First, William Tapper’s group has bioinformatics expertise in functional annotation of candidate genes linked to significant sentinel SNPs and in silico prediction of function by interrogation of databases of histone methylation, hypersensitivity to DNase I, transcription factor binding sites, regulatory motifs, gene expression and expression quantitative traits.

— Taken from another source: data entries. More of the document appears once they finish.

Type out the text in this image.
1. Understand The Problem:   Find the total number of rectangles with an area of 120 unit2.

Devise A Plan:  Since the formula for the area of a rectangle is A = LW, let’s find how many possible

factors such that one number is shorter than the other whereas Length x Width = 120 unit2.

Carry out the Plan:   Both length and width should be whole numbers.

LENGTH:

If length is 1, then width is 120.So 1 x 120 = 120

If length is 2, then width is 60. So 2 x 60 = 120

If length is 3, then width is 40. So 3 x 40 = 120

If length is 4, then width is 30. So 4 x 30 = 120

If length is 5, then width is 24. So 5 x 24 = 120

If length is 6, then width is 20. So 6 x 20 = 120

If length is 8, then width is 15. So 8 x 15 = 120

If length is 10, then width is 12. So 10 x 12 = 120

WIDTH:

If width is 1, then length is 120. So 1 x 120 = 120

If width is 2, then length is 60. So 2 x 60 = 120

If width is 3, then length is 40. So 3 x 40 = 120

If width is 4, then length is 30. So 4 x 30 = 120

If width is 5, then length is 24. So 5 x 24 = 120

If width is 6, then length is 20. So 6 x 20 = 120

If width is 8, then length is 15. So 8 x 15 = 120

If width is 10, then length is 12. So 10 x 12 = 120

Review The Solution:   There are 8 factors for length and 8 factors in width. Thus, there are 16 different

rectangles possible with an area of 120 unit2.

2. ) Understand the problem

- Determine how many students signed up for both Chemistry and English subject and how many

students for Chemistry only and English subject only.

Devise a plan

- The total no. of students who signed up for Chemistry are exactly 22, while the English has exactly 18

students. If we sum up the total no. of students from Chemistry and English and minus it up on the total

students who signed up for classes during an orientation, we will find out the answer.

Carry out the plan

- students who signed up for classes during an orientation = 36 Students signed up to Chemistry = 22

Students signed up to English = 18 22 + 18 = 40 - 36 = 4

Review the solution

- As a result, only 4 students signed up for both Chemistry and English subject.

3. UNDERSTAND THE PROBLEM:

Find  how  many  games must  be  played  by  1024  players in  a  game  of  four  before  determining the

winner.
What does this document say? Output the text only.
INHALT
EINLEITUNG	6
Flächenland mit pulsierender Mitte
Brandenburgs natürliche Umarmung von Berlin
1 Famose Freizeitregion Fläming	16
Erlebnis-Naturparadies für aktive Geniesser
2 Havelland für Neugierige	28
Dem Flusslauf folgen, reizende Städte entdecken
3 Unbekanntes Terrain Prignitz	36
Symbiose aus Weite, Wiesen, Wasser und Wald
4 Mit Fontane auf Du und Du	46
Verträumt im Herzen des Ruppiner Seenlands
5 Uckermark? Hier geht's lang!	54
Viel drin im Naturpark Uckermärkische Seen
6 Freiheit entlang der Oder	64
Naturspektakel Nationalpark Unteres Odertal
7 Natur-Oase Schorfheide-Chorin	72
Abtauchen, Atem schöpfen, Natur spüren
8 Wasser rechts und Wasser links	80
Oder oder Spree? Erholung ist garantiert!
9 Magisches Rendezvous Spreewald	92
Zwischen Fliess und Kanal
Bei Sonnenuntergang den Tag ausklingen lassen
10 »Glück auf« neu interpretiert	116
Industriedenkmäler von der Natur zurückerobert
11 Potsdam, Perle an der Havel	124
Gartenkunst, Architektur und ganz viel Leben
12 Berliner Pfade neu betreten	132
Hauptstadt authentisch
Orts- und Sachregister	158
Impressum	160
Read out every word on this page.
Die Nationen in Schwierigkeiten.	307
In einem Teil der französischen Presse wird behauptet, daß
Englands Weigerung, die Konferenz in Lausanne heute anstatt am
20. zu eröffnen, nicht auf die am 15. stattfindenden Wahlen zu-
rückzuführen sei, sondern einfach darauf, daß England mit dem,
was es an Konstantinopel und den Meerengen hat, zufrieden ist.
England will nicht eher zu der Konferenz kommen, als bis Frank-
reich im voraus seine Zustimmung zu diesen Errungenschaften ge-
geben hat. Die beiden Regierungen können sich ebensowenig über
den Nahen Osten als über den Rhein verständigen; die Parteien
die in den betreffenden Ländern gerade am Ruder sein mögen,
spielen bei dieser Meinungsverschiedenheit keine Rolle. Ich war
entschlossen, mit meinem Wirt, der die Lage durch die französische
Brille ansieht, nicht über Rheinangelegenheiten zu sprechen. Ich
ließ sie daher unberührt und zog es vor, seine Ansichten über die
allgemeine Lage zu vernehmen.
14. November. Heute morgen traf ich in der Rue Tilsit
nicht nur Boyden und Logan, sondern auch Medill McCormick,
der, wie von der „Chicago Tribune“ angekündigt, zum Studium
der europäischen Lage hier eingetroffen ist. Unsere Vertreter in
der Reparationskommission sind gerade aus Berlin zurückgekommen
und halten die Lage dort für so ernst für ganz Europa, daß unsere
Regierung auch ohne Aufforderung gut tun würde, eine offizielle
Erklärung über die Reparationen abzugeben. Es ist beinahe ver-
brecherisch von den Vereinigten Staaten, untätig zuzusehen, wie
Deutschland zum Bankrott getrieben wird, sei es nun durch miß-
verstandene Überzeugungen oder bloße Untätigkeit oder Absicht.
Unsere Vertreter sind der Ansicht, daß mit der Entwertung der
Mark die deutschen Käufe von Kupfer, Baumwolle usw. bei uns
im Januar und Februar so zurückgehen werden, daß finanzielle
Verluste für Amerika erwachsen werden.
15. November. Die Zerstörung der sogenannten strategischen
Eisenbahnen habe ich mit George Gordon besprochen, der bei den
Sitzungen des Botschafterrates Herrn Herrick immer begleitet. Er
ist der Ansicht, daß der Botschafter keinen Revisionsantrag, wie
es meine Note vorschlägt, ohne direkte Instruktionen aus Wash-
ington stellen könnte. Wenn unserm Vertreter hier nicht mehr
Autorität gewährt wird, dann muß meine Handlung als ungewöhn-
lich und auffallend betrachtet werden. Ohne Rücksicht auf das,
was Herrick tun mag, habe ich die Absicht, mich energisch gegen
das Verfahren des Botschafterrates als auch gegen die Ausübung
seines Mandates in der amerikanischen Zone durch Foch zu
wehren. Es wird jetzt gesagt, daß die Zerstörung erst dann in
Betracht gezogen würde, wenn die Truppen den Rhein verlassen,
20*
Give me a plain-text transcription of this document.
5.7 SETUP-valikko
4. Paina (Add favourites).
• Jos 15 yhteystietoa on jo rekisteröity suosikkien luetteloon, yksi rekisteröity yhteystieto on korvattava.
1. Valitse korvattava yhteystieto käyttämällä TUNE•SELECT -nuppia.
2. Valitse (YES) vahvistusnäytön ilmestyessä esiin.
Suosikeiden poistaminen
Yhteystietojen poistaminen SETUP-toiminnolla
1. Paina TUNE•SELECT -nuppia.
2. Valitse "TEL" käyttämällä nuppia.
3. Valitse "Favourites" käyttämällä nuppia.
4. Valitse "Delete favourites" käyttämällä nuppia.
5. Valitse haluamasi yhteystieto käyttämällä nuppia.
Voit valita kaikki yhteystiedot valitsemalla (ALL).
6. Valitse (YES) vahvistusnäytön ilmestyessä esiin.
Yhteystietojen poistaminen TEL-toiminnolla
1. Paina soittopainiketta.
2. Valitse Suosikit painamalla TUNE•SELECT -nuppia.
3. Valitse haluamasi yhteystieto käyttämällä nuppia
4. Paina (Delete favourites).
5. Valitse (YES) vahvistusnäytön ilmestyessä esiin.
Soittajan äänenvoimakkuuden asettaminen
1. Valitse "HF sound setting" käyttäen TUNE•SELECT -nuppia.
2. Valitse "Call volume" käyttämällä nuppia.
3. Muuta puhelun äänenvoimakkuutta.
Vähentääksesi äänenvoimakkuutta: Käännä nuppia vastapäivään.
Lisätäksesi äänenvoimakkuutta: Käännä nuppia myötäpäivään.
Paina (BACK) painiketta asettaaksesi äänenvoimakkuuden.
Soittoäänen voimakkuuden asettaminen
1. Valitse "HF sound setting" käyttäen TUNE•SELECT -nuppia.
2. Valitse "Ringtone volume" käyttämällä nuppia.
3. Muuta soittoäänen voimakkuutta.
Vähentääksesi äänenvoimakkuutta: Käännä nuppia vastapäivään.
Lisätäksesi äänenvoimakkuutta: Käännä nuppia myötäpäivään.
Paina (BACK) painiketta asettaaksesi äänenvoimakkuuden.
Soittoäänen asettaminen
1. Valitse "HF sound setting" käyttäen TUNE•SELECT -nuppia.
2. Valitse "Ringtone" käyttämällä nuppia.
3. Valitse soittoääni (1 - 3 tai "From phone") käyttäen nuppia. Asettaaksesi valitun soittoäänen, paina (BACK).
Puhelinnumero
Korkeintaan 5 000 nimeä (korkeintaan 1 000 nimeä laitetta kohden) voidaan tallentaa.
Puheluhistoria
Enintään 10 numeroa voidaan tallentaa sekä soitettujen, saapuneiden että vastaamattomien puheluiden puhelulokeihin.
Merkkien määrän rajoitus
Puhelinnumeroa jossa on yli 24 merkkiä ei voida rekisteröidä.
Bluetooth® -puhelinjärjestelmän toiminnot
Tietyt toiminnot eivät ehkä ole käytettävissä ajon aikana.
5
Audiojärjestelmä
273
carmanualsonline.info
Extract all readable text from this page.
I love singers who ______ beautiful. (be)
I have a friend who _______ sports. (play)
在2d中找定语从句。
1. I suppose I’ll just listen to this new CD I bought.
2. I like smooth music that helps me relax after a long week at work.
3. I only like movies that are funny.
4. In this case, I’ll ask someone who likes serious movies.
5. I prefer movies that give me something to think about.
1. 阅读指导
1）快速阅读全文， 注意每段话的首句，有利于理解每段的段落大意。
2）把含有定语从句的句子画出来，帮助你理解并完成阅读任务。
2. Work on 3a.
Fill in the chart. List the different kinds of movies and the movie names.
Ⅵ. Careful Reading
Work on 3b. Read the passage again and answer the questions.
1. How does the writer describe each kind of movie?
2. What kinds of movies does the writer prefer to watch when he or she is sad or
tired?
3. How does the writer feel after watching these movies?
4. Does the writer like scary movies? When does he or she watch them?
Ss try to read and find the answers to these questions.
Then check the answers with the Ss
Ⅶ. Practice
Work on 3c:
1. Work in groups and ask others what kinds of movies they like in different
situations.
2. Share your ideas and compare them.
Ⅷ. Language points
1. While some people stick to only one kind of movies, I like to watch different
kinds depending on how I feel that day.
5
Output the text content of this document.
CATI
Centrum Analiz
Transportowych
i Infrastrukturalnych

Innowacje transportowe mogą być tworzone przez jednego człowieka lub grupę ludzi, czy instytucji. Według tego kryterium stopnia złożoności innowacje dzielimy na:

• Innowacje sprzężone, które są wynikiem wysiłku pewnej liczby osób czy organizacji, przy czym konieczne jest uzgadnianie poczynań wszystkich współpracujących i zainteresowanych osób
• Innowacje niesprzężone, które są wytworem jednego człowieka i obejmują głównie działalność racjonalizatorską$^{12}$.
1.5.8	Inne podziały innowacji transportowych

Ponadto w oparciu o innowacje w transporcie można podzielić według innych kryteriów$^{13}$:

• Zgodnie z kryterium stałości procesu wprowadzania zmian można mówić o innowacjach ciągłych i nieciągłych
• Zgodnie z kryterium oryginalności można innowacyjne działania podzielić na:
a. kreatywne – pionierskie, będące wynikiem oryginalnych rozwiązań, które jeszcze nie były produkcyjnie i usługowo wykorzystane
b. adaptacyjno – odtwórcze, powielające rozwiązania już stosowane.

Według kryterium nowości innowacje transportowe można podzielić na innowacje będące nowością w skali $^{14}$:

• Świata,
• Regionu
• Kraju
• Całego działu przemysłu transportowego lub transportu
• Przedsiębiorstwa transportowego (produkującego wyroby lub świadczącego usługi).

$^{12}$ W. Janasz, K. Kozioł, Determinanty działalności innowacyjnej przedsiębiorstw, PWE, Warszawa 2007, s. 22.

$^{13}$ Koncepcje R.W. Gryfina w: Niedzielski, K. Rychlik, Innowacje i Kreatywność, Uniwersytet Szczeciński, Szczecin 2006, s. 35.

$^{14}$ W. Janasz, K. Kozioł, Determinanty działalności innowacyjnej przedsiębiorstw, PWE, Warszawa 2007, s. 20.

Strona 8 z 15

Second, the laboratories of Sylvain Dore, Spiros Blackburn and Ian Galea have expertise in cellular and animal modelling of various aspects of haemoglobin neurotoxicity, clearance and inflammation. Hence the highest GWAS-significant genetic variants with the highest predicted functional scores will be introduced using lentiviral transfection or CRISPR/cas9 technology into immortalized cell lines of a lineage appropriate to the function of the gene. Wild-type and mutant cell lines will be exposed to an in vitro challenge appropriate to the function of the gene (eg inflammation, protection from redox stress or haemoglobin clearance).

Authorship

All contributors will be authors.

Current recruitment

For the stage 1 discovery analysis the following samples have been recruited:

Recruitment site	Sample size
Southampton, UK	804
University College London, UK	817
Pittsburgh, US	180
Geisinger, US	66
Hallym, South Korea	90
Geneva, Switzerland	63
Utrecht, Netherlands	470
Total	2490

Recruitment is ongoing for the stage 2 validation analysis.

References

Taylor, T. N. et al. Lifetime cost of stroke in the United States. Stroke 27, 1459-1466 (1996).
Teasdale, G. M. et al. A universal subarachnoid hemorrhage scale: report of a committee of the World Federation of Neurosurgical Societies. J Neurol Neurosurg Psychiatry 51, 1457 (1988).
Jaja, B. N. R. et al. Development and validation of outcome prediction models for aneurysmal subarachnoid haemorrhage: the SAHIT multinational cohort study. BMJ 360, j5745, doi:10.1136/bmj.j5745 (2018).
Ducruet, A. F. et al. Genetic determinants of cerebral vasospasm, delayed cerebral ischemia, and outcome after aneurysmal subarachnoid hemorrhage. J Cereb Blood Flow Metab 30, 676-688, doi:10.1038/jcbfm.2009.278 (2010).
Jennett, B. & Bond, M. Assessment of outcome after severe brain damage. Lancet 1, 480-484 (1975).
Jennett, B., Snoek, J., Bond, M. R. & Brooks, N. Disability after severe head injury: observations on the use of the Glasgow Outcome Scale. J Neurol Neurosurg Psychiatry 44, 285-293 (1981).
Farrell, B., Godwin, J., Richards, S. & Warlow, C. The United Kingdom transient ischaemic attack (UK-TIA) aspirin trial: final results. J Neurol Neurosurg Psychiatry 54, 1044-1054 (1991).
Rankin, J. Cerebral vascular accidents in patients over the age of 60. II. Prognosis. Scott Med J 2, 200-215, doi:10.1177/003693305700200504 (1957).
Dudbridge, F. & Gusnanto, A. Estimation of significance thresholds for genomewide association scans. Genet Epidemiol 32, 227-234, doi:10.1002/gepi.20297 (2008).